Riggan, el personaje que representa, es un tipo contradictorio, mórbido a ratos, polémico si se quiere, con un conflicto interior que lo hace oscilar entre el favor y rechazo del público. Luego de una saga exitosa interpretando a este hombre pájaro nada lo hace feliz, nada lo hace sentirse a gusto, y pretende demostrar que es algo más que aquello por lo que todos quieren tener una foto con él, o más bien con lo que fue, aquel superhéroe del que queda apenas un recuerdo, pero que marca toda su vida.

Además de un guion claramente orientado a transmitirnos esa sensación de vacío existencial, de pérdida del sentido del arte y sobre todo de la vida, del valor útil de la existencia humana, están los conflictos de la sociedad postmoderna, esa donde Facebook y Twitter son la única opinión pública que vale.

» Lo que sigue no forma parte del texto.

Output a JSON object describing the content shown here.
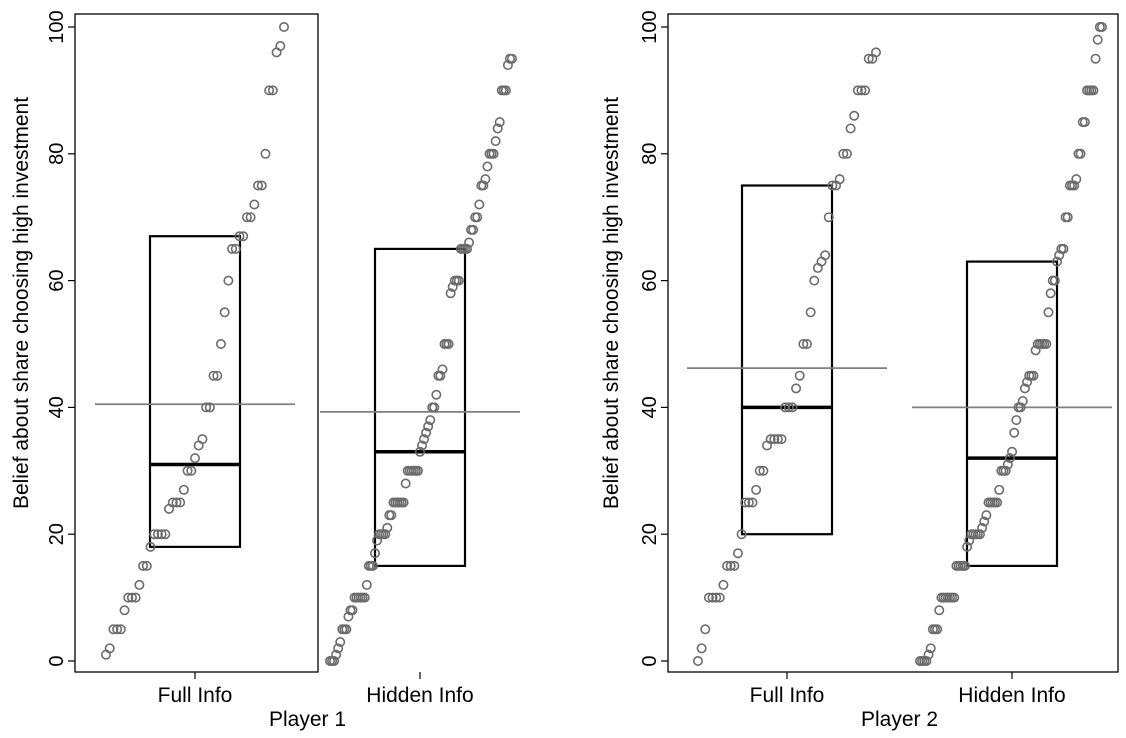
{
  "chart_data": [
    {
      "type": "scatter",
      "panel": "Player 1",
      "xlabel": "Player 1",
      "ylabel": "Belief about share choosing high investment",
      "ylim": [
        0,
        100
      ],
      "yticks": [
        0,
        20,
        40,
        60,
        80,
        100
      ],
      "categories": [
        "Full Info",
        "Hidden Info"
      ],
      "grid": false,
      "groups": [
        {
          "name": "Full Info",
          "box": {
            "q1": 18,
            "median": 31,
            "q3": 67
          },
          "mean": 40.5,
          "values": [
            1,
            2,
            5,
            5,
            5,
            8,
            10,
            10,
            10,
            12,
            15,
            15,
            18,
            20,
            20,
            20,
            20,
            24,
            25,
            25,
            25,
            27,
            30,
            30,
            32,
            34,
            35,
            40,
            40,
            45,
            45,
            50,
            55,
            60,
            65,
            65,
            67,
            67,
            70,
            70,
            72,
            75,
            75,
            80,
            90,
            90,
            96,
            97,
            100
          ]
        },
        {
          "name": "Hidden Info",
          "box": {
            "q1": 15,
            "median": 33,
            "q3": 65
          },
          "mean": 39.3,
          "values": [
            0,
            0,
            0,
            1,
            2,
            3,
            5,
            5,
            5,
            7,
            8,
            8,
            10,
            10,
            10,
            10,
            10,
            10,
            12,
            15,
            15,
            15,
            17,
            19,
            20,
            20,
            20,
            20,
            21,
            23,
            23,
            25,
            25,
            25,
            25,
            25,
            25,
            28,
            30,
            30,
            30,
            30,
            30,
            30,
            33,
            34,
            35,
            36,
            37,
            38,
            40,
            40,
            42,
            45,
            45,
            46,
            50,
            50,
            50,
            58,
            59,
            60,
            60,
            60,
            65,
            65,
            65,
            65,
            66,
            68,
            68,
            70,
            70,
            72,
            75,
            75,
            76,
            78,
            80,
            80,
            80,
            82,
            84,
            85,
            90,
            90,
            90,
            94,
            95,
            95
          ]
        }
      ]
    },
    {
      "type": "scatter",
      "panel": "Player 2",
      "xlabel": "Player 2",
      "ylabel": "Belief about share choosing high investment",
      "ylim": [
        0,
        100
      ],
      "yticks": [
        0,
        20,
        40,
        60,
        80,
        100
      ],
      "categories": [
        "Full Info",
        "Hidden Info"
      ],
      "grid": false,
      "groups": [
        {
          "name": "Full Info",
          "box": {
            "q1": 20,
            "median": 40,
            "q3": 75
          },
          "mean": 46.2,
          "values": [
            0,
            2,
            5,
            10,
            10,
            10,
            10,
            12,
            15,
            15,
            15,
            17,
            20,
            25,
            25,
            25,
            27,
            30,
            30,
            34,
            35,
            35,
            35,
            35,
            40,
            40,
            40,
            43,
            45,
            50,
            50,
            55,
            60,
            62,
            63,
            64,
            70,
            75,
            75,
            76,
            80,
            80,
            84,
            86,
            90,
            90,
            90,
            95,
            95,
            96
          ]
        },
        {
          "name": "Hidden Info",
          "box": {
            "q1": 15,
            "median": 32,
            "q3": 63
          },
          "mean": 40,
          "values": [
            0,
            0,
            0,
            0,
            1,
            2,
            5,
            5,
            5,
            8,
            10,
            10,
            10,
            10,
            10,
            10,
            10,
            15,
            15,
            15,
            15,
            15,
            18,
            19,
            20,
            20,
            20,
            20,
            20,
            21,
            22,
            23,
            25,
            25,
            25,
            25,
            25,
            27,
            30,
            30,
            30,
            31,
            32,
            33,
            36,
            38,
            40,
            40,
            41,
            43,
            44,
            45,
            45,
            45,
            49,
            50,
            50,
            50,
            50,
            50,
            55,
            58,
            60,
            60,
            63,
            64,
            65,
            65,
            70,
            70,
            75,
            75,
            75,
            76,
            80,
            80,
            85,
            85,
            90,
            90,
            90,
            90,
            95,
            98,
            100,
            100
          ]
        }
      ]
    }
  ],
  "colors": {
    "points": "#6b6b6b",
    "box": "#000000",
    "mean_line": "#7f7f7f",
    "frame": "#000000"
  }
}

Ese trasfondo llama especialmente la atención: la más que evidente crítica a la sociedad del espectáculo, al cine revienta-coches y acción física gratuita. Iñárritu ha encontrado una manera perspicaz de llamarnos imbéciles a los telespectadores, que sólo nos movilizamos por la diversión fácil, no por la reflexión ni el debate inteligente.

Armas grandes pesadas, misiles, mira a esta gente, mira sus ojos. Como brillan, aman esta mierda. Aman el caos, la acción. Nada de tonterías habladas y filosóficas.”

Birdman se convierte (con sus referencias al deseo irrefrenable de la gente a ser viral, a convertirse en la comidilla de los demás, a sacar el tema del que todo hablen en cuantas redes sociales existan) en una vuelta a lo que Mikel Dufrenne llamó la muerte del arte, o lo que Vargas Llosa, apunta en La civilización del espectáculo: un mundo donde la inteligencia y el talento están infravalorados, y lo que importa es llamar la atención, aunque sea montándose desnudo en una bola de demoler edificios, o disfrazarse de mujer con barba; y de paso que la gente se divierta con ello haciendo largos debates de sobremesa mientras mira la caja tonta.

No es gratuito pues que nos remitamos una y otra vez al mito de la caverna, aquel donde Platón nos hizo plantearnos la posibilidad de un mundo ajeno al que conocemos y que por propia voluntad no nos atrevemos a conocer, al cual no estamos dispuestos a llegar. Sólo porque alguien nos ha hecho creer que no hay nada ahí afuera.